The hysteresis factor, about which I was previously fairly relaxed, has become more important. The gaps in the package have led to job losses and damage. Consumer confidence is low and will take time to recover. I expect this factor to be significant – equivalent to a mild recession, perhaps.
Overall, I might expect Q4 would be down about 5% on Q1 because of social distancing and the hysteresis caused by the lockdown.
I can see arguments for a softer impact and, indeed, a considerably higher one but, looking at economic history, it seems hard to think this could be more than a double-digit percentage.
Fortunately, we don’t have to rely solely on my subjective views, as we have the Bank of England’s latest Monetary Policy Committee meeting minutes to hand which included their own more recent projections.
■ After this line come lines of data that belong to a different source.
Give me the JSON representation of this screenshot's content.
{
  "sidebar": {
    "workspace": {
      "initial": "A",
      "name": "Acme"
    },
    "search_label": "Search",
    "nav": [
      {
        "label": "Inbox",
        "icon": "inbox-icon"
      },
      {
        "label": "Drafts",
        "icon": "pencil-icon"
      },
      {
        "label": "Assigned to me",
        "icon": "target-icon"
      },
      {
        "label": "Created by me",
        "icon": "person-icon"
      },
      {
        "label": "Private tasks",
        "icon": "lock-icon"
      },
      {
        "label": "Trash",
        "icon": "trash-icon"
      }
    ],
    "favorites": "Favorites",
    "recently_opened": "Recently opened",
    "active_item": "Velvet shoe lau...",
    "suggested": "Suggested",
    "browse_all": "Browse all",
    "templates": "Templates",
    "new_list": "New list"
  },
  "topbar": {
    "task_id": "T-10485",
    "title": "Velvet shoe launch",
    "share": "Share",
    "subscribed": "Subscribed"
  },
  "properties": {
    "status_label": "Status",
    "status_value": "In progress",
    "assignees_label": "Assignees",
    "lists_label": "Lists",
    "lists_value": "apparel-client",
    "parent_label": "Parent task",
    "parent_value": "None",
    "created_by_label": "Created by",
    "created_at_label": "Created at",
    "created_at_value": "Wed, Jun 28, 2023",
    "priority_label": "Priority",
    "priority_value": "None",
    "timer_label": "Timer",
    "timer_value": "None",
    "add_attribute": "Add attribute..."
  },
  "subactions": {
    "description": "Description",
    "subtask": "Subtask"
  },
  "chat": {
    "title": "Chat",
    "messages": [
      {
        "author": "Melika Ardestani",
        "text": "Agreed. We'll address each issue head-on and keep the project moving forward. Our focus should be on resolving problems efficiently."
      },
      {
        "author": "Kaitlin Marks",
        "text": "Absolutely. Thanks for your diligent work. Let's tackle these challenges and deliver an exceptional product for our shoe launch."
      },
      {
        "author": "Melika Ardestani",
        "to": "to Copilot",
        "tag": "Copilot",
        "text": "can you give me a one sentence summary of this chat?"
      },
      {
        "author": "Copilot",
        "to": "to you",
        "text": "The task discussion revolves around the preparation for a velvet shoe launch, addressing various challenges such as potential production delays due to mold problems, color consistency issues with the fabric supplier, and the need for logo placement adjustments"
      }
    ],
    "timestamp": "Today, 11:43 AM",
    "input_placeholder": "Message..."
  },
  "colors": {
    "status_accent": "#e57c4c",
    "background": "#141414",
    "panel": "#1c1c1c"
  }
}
Compared to the OBR, the Bank of England assumes economic damage started in Q1, reached a nadir of 30% down in Q2 (compared to 35% from the OBR), and will bounce back in Q3 (but not as fast as the OBR predicts), before accelerating in 2021.
We can summarise all this in my following chart.
This shows the previous trend for GDP growth as the starting point (the blue dash line) with then the OBR projection superimposed (in dotted lines) with various different levels of damage in Q4 from social distancing and hysteresis from 2.5% of GDP up to 12.5% of GDP.
On top of this I have drawn the bank’s scenario and also an interpretation of the comments of my colleague, David Cule.
Finally, for reference, I have added the movement in GDP during the financial crisis rebased to start from Q2 onwards.The first obvious point is that this is nothing like the financial crisis – that was a gradual decline in the economy over a number of quarters followed by a period of stagnation and eventually a return to growth. Here one third of the economy is being turned off. And then, carefully but quickly, turned back on again.
The red dotted line is about where I am at currently (5% down). I would hope for the blue dotted line (2.5% down) but that would require consumer confidence to return very quickly.
The Bank of England scenario, whilst starting earlier and recovering more slowly does, due to the acceleration in 2021 end up being slightly more optimistic than my projection.
So what is the economic damage caused by coronavirus?
Well, we will take a hit to long term growth that will put us behind where we would have been otherwise – probably by the amount equal to a mild to normal recession.
Furthermore, we have had a weird three to six-month partial economic holiday during which the government borrowed lots of money to support the economy which will add a big chunk to the national debt.
Finally, I turn to Mr Cule’s scenario (the dark grey line - and it is very dark and very grey) and I pray that he is incorrect!